いなくなった少年
「大変なんだ!! ルイが、ルイが〝轟の谷〟に一人で行ってしまったんだ!!」
ルイというのは、昨日お茶会を共にした子どもである。
そして、先ほど駆けていった母親の息子だ。
「轟の谷というのは?」
「ここから馬を走らせて一時間くらいの場所にある、風が強くて魔物が生息している、危険なエリアなんだ」
「なっ――!?」
ルイはジーンと同じくらいの年齢、七歳か八歳くらいだろう。
そんな幼い子どもが、いったいどうしてそんな場所に行ってしまったのか。
「轟の谷は、成人した男が度胸試しで行く場所なんだ」
なんでも、轟の谷にだけ自生している薬草〝ウィンド・リーフ〟を手に入れたら、一人前として認められるという。
「昨日、村長とルイが言い合いをしていたんだ」
村長はルイの訴えに対し、子どものくせに意見するな、と言って聞く耳を持たなかったという。

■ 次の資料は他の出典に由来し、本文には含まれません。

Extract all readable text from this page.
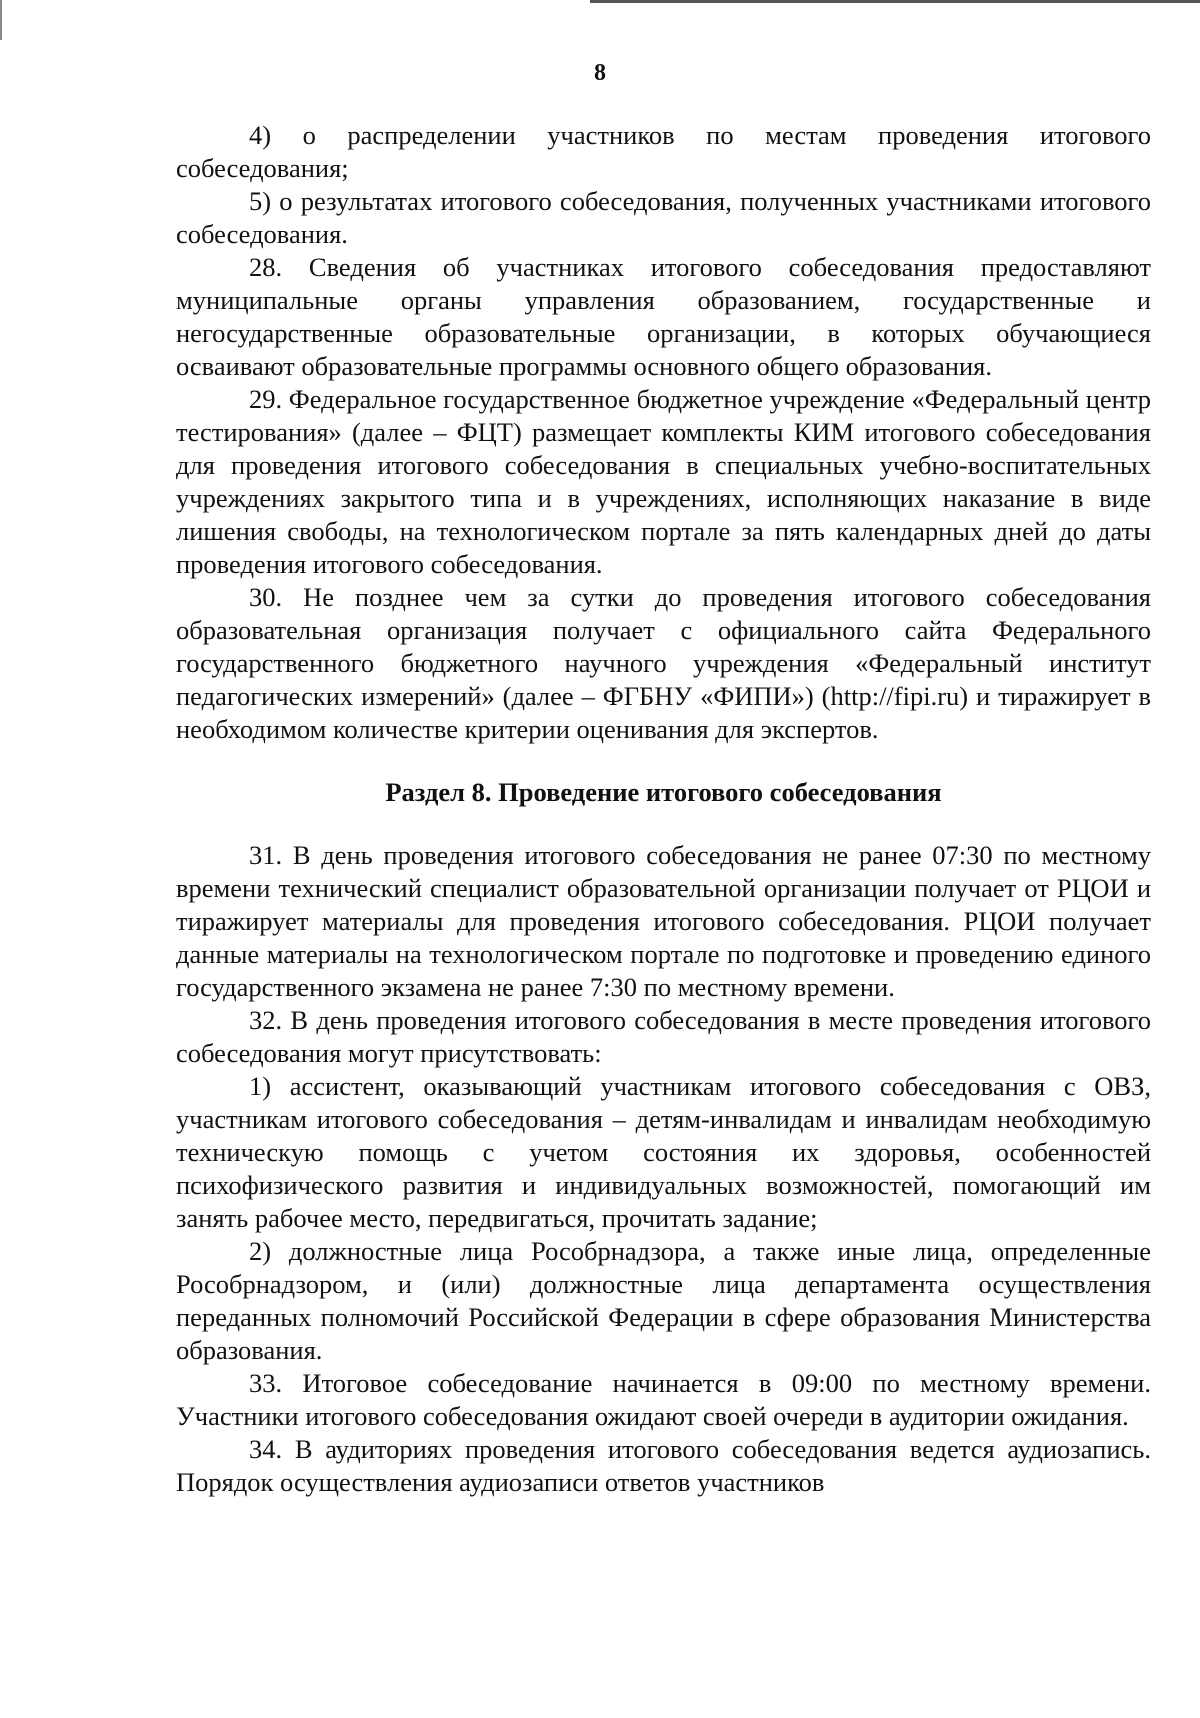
8

4) о распределении участников по местам проведения итогового собеседования;

5) о результатах итогового собеседования, полученных участниками итогового собеседования.

28. Сведения об участниках итогового собеседования предоставляют муниципальные органы управления образованием, государственные и негосударственные образовательные организации, в которых обучающиеся осваивают образовательные программы основного общего образования.

29. Федеральное государственное бюджетное учреждение «Федеральный центр тестирования» (далее – ФЦТ) размещает комплекты КИМ итогового собеседования для проведения итогового собеседования в специальных учебно-воспитательных учреждениях закрытого типа и в учреждениях, исполняющих наказание в виде лишения свободы, на технологическом портале за пять календарных дней до даты проведения итогового собеседования.

30. Не позднее чем за сутки до проведения итогового собеседования образовательная организация получает с официального сайта Федерального государственного бюджетного научного учреждения «Федеральный институт педагогических измерений» (далее – ФГБНУ «ФИПИ») (http://fipi.ru) и тиражирует в необходимом количестве критерии оценивания для экспертов.

Раздел 8. Проведение итогового собеседования

31. В день проведения итогового собеседования не ранее 07:30 по местному времени технический специалист образовательной организации получает от РЦОИ и тиражирует материалы для проведения итогового собеседования. РЦОИ получает данные материалы на технологическом портале по подготовке и проведению единого государственного экзамена не ранее 7:30 по местному времени.

32. В день проведения итогового собеседования в месте проведения итогового собеседования могут присутствовать:

1) ассистент, оказывающий участникам итогового собеседования с ОВЗ, участникам итогового собеседования – детям-инвалидам и инвалидам необходимую техническую помощь с учетом состояния их здоровья, особенностей психофизического развития и индивидуальных возможностей, помогающий им занять рабочее место, передвигаться, прочитать задание;

2) должностные лица Рособрнадзора, а также иные лица, определенные Рособрнадзором, и (или) должностные лица департамента осуществления переданных полномочий Российской Федерации в сфере образования Министерства образования.

33. Итоговое собеседование начинается в 09:00 по местному времени. Участники итогового собеседования ожидают своей очереди в аудитории ожидания.

34. В аудиториях проведения итогового собеседования ведется аудиозапись. Порядок осуществления аудиозаписи ответов участников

「では、ルイは村長様に認められるために、轟の谷へ?」
「たぶん、そうなんだと思う」
聞かなかった振りはできない。そう思って私も子ども達と一緒に村長のもとへ急ぐこととなった。
子ども達の足は速い。
風のようにぴゅーっと走って見えなくなる。
レニも足が速かった。
あっという間に追い抜き、私よりも先に村長の家に到着する。
村長の家の周囲には、人だかりができていた。
ルイの母親の声と、村長の母親が言い合う声が聞こえてくる。
「昨日、お義父様が認めないから、ルイは一人で轟の谷へ行ってしまいました!!」
「わしが原因なものか! 昨日、領主の婚約者だか、なんだかの女に、口先だけの上手い言葉を聞かされたことがきっかけに決まっている!」
「いいえ、あの子は普段から、轟の谷に行って〝ウィンド・リーフ〟を採ってくれば、騎士隊への入隊をお義父様が認めてくれるかもしれない、と話していたんです!」
「なんだと!?」
「昨日のお義父様との言い合いで、あの子を刺激してしまったに違いありません!」
事情は理解できた。
けれども今は、原因を追及している場合ではない。
ルイを助けに行くことが先決だ。
「申し訳ありません、話は聞かせていただきました」
二人の間に割って入ると、ルイの母親は今にも泣きそうな顔で私を見る。
「おい!! 村の問題に、無関係のお前が首を突っ込むな!!」
「今、そのようなことをおっしゃっている場合ですか!?」
自分でもびっくりするくらい、大きな声を発してしまった。
村長も言い返されると思っていなかったのだろう。
「これから私達がすべきことは、ルイさんの救出活動です。村長様、何か助ける手立てはあるのでしょうか?」
「そ、それは、皆で探しに行くしか……」
「轟の谷は魔物が出現すると聞いております。その対策は? まさか、ここにいる人達の命を犠牲にしてまで、探しに行くとは言いませんよね?」
村長は悔しそうな表情を浮かべ、「ぐぬぬ」と言葉を漏らすばかりだった。
ここでルイの母親が私に縋り、助けを求めてくる。
「アウレリア様、どうか息子を、ルイをお助けください!!」
「ええ、大丈夫です。銀狼騎士隊に、助けを求めましょう」
ルイの母親がお礼の言葉を口にするのと同時に、村長が激昂するように叫んだ。
「騎士の手を借りるなど、絶対に許さない!!」
この状況で、いったい何を言っているのか。
相手にしている場合ではない。そう思っていたのだが、ルイの母親が言い返す。
「孫の命よりも、お義父様の自尊心のほうが大事だと言うのですか!?」
この人でなし!! とルイの母親は罵る。
集まった人達も、村長に文句をぶつけていた。
その迫力に圧され、村長は後退る。
「き、騎士隊に助けてもらうにしても、この女に何ができる!? 騎士隊は、領主の命令でしか動かないのだろう!? 魔物討伐に出かけた息子が命を落としたときも、そうだったではないか!!」
騎士隊が何日も戻らないと聞いて、村長はハルトヴィヒ様の父君である先代リンブルフ辺境伯家に救助部隊を結成するように頼みに行った。
けれども先代リンブルフ辺境伯家は、首を縦に振ることはなかったという。
「あいつでは話にならんと騎士隊に直接頼みに行ったら、領主の命令がないと動くことはできないと言いよったのだ!!」
その当時のできごとがあったので、騎士を信じられなくなっているのだろう。
「村長様、心配ありません。わたくしは、騎士隊の命令権をハルトヴィヒ様から預かっておりますので」
「なっ、なんだと――!?」
ここでゆっくり話している時間がもったいない。
村長に「あとのことはお任せください」と言い、私はルイの母親を連れて、銀狼騎士隊の駐屯所に急ぐこととなった。